Ainsi, élaborer de tels modèles permet d’abord d’améliorer substantiellement l’expérience virtuelle, de l’enrichir avec univers plus vivant et des interactions plus complexes. L’autre avantage est d’avoir une analyse plus rigoureuse de la création du gameplay.
De surcroît, j’ai également constaté que les recherches en informatique pure, par exemple sur de nouveaux algorithmes de rendu, sont déjà très abondantes. Or, celles portant sur le gameplay lié à l’aspect technique restent quasi inexistantes sur le plan théorique. Certes, des ouvrages de Game Design évoquent le sujet, mais sans atteindre un niveau technique suffisant, de mon point de vue.
0.1. Enjeu professionnel et scientifique
Pour moi, un doctorat doit découler d’un double intérêt : un intérêt professionnel, centré sur la carrière du chercheur (sa spécialisation), et un intérêt scientifique, où l’objectif est de créer de la connaissance et de résoudre des problématiques, comme indiqué en amont.
Dans mon cas, l’intérêt professionnel était clair : ancrer ma recherche dans le développement de jeux vidéo 3D et la sémiotique appliquée, deux domaines au cœur de mon parcours académique et professionnel.
L’intérêt scientifique, quant à lui, était tout aussi fondamental : une thèse ne se contente pas de compiler des savoirs existants, elle doit créer des théories, forger des concepts nouveaux, voire poser les bases d’une discipline à part entière.
Il convient également de distinguer deux grandes orientations de recherche : les recherches théoriques, qui visent à construire des modèles abstraits, et les recherches appliquées, qui ancrent des théories et modèles dans une réalité concrète et une industrie précise. Ma thèse s’inscrit naturellement dans la seconde catégorie, où l’objectif n’était pas uniquement de théoriser, mais de produire des outils théoriques utilisables dans l’industrie vidéoludique.
0.2. Adaptation à l’industrie
Dans la réalité, toutes les industries n’ont pas le même rapport à la recherche. Dans certains domaines, elle est absolument impérative : sans elle, aucune progression n’est possible. Dans d’autres, c’est avant tout la commercialisation de produits qui fait avancer le secteur. La recherche y reste bénéfique, mais cela devient un atout secondaire plutôt qu’une condition sine qua non pour des évolutions ou révolutions.

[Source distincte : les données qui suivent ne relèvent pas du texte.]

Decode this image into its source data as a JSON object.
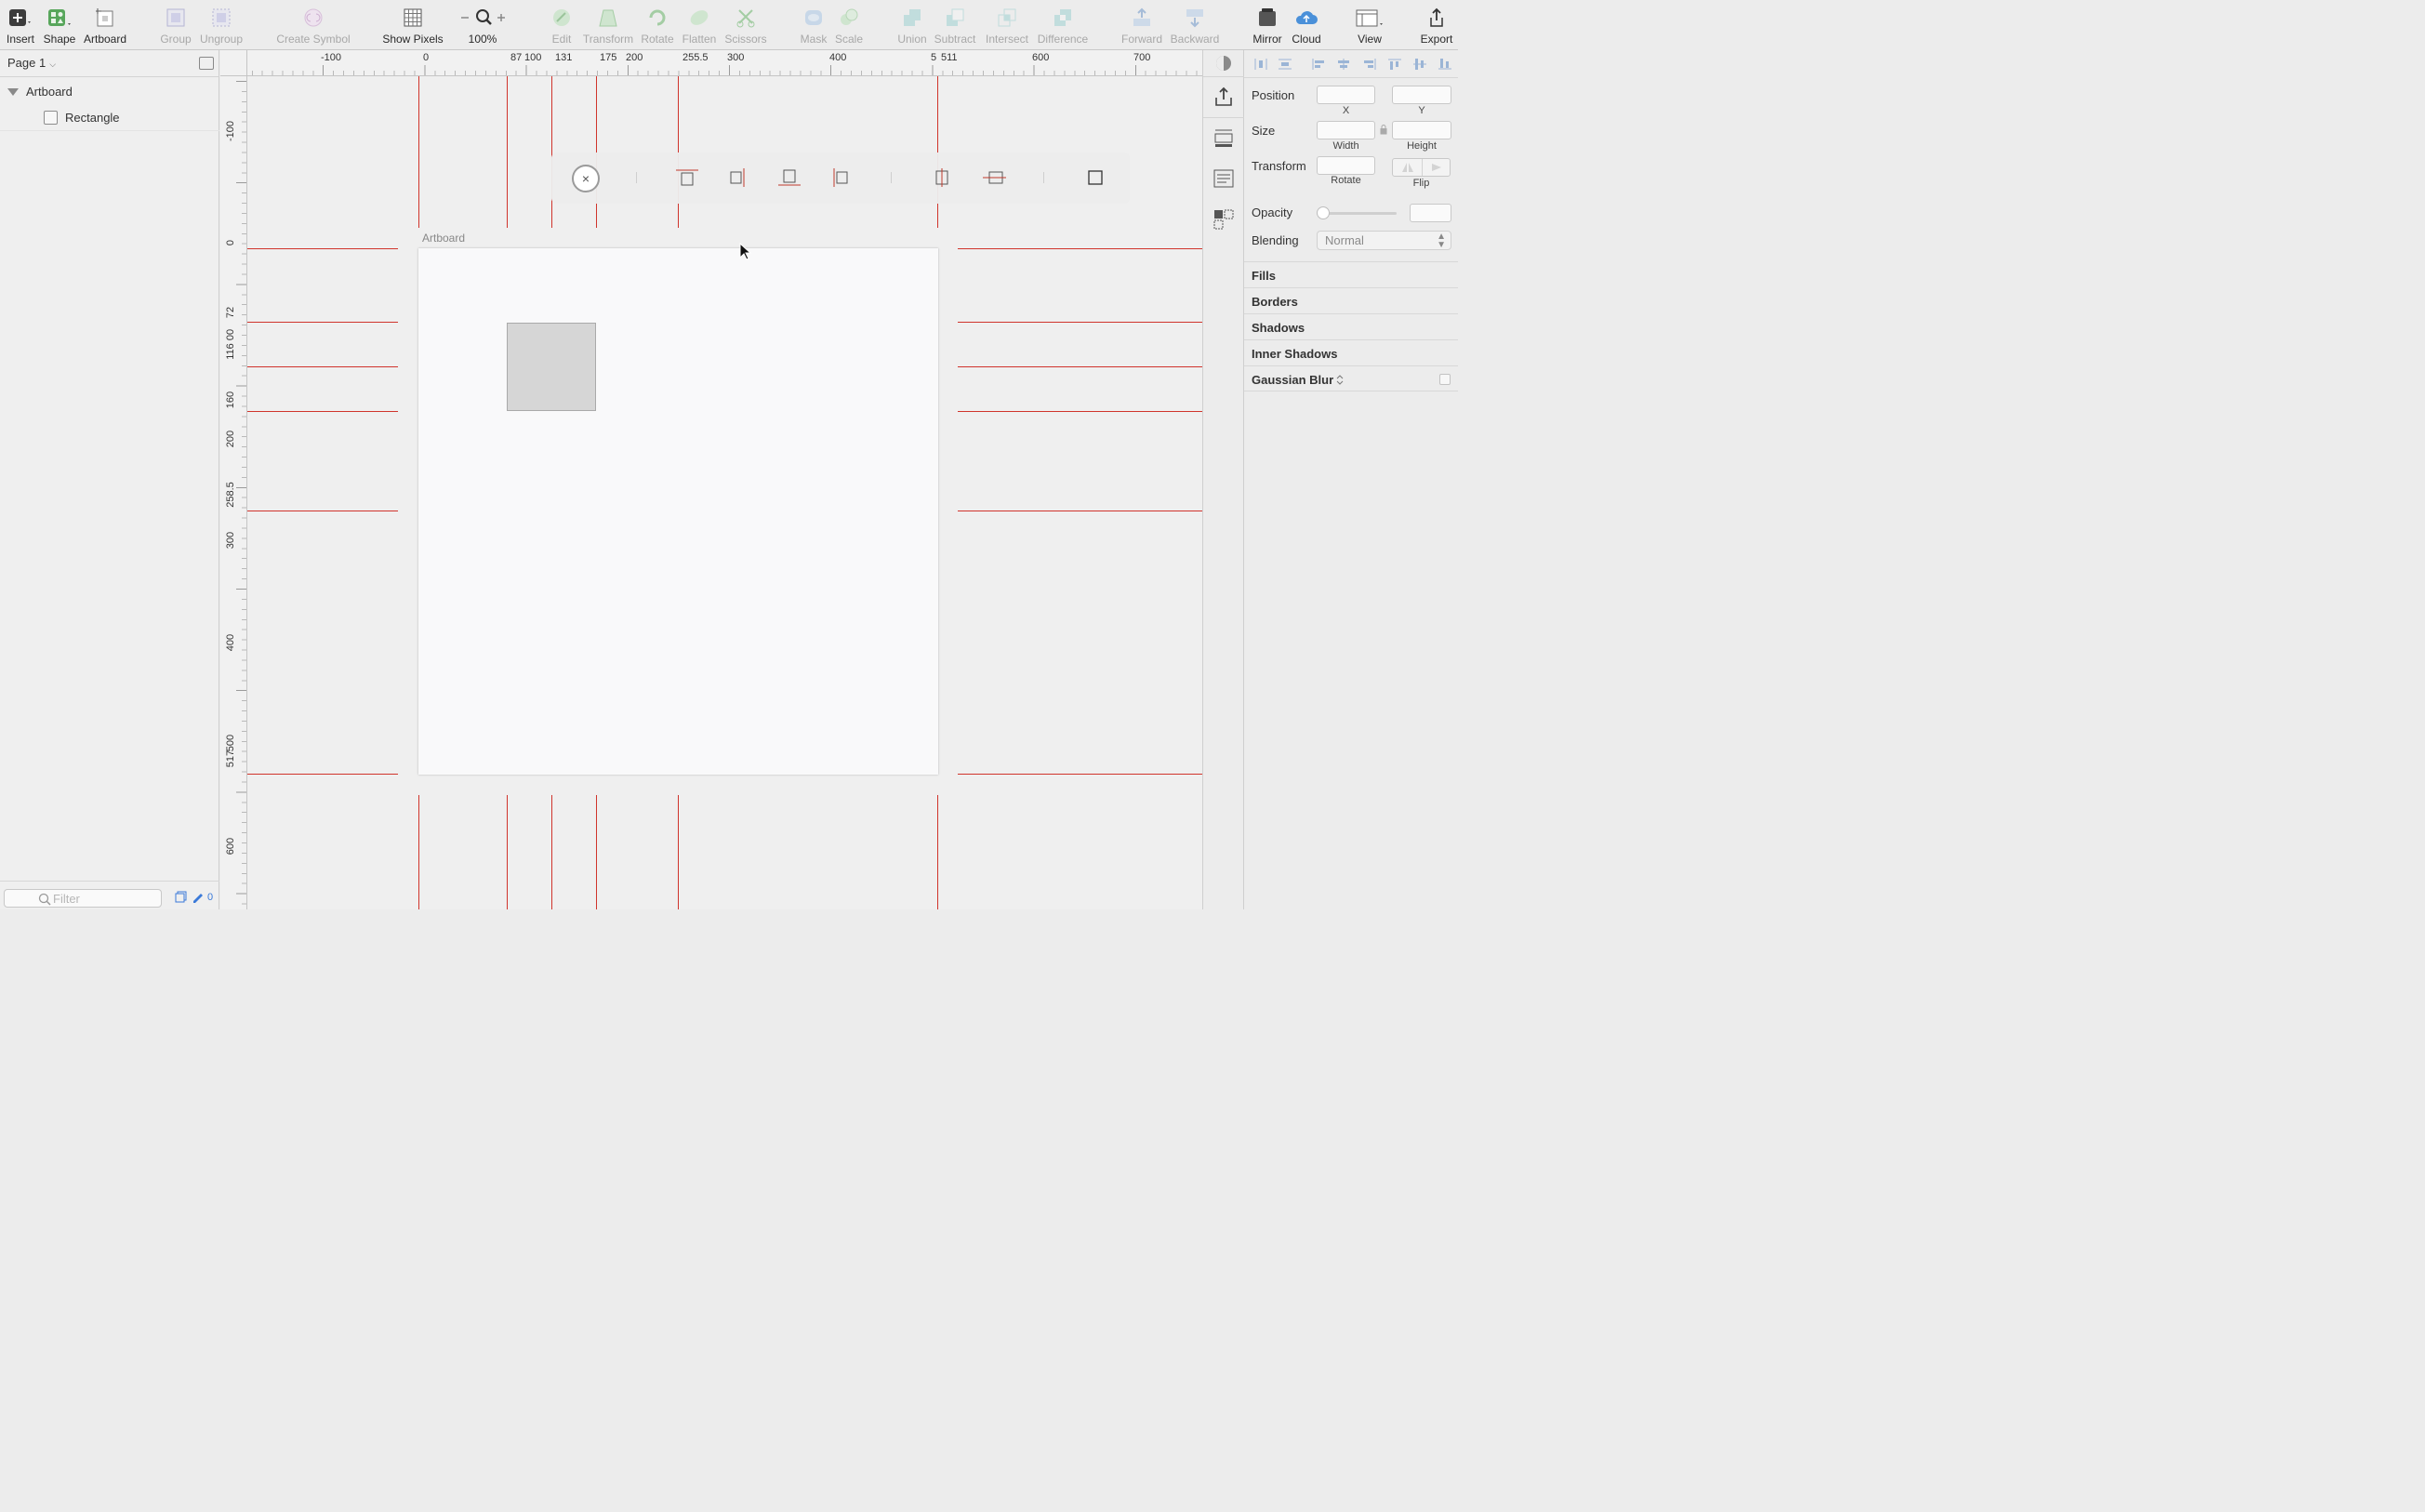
{
  "toolbar": {
    "insert": "Insert",
    "shape": "Shape",
    "artboard": "Artboard",
    "group": "Group",
    "ungroup": "Ungroup",
    "create_symbol": "Create Symbol",
    "show_pixels": "Show Pixels",
    "zoom": "100%",
    "edit": "Edit",
    "transform": "Transform",
    "rotate": "Rotate",
    "flatten": "Flatten",
    "scissors": "Scissors",
    "mask": "Mask",
    "scale": "Scale",
    "union": "Union",
    "subtract": "Subtract",
    "intersect": "Intersect",
    "difference": "Difference",
    "forward": "Forward",
    "backward": "Backward",
    "mirror": "Mirror",
    "cloud": "Cloud",
    "view": "View",
    "export": "Export"
  },
  "sidebar": {
    "page": "Page 1",
    "layers": [
      {
        "name": "Artboard"
      },
      {
        "name": "Rectangle"
      }
    ],
    "filter_placeholder": "Filter",
    "edit_count": "0"
  },
  "canvas": {
    "ruler_top": [
      "-100",
      "0",
      "87",
      "100",
      "131",
      "175",
      "200",
      "255.5",
      "300",
      "400",
      "5",
      "511",
      "600",
      "700"
    ],
    "ruler_left": [
      "-100",
      "0",
      "72",
      "116",
      "00",
      "160",
      "200",
      "258.5",
      "300",
      "400",
      "517",
      "500",
      "600"
    ],
    "artboard_label": "Artboard"
  },
  "inspector": {
    "position_label": "Position",
    "x_label": "X",
    "y_label": "Y",
    "size_label": "Size",
    "width_label": "Width",
    "height_label": "Height",
    "transform_label": "Transform",
    "rotate_label": "Rotate",
    "flip_label": "Flip",
    "opacity_label": "Opacity",
    "blending_label": "Blending",
    "blending_value": "Normal",
    "sections": [
      "Fills",
      "Borders",
      "Shadows",
      "Inner Shadows",
      "Gaussian Blur"
    ]
  }
}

Comme indiqué dans mon article sur sémiotique et sémiologie, la sémiologie est un terme médical, et je peux justement illustrer mon propos par ce domaine : toute recherche médicale est rigoureusement encadrée et obligatoire, ne serait-ce que pour autoriser la mise sur le marché d’un traitement ou d’un médicament
Or, l’industrie vidéoludique fonctionne selon une logique radicalement différente. C’est la commercialisation d’un jeu vidéo qui détermine la pertinence ou l’intérêt d’un gameplay. La popularité d’un titre est, en quelque sorte, le véritable laboratoire de l’industrie.
À mon sens, l’un des enjeux les plus importants d’une recherche est justement de rester ancré dans les réalités de son domaine, de son industrie. D’éviter le problème du chercheur dans sa tour d’ivoire pour rester réaliste sur l’intérêt de sa recherche, et l’impact de celle-ci.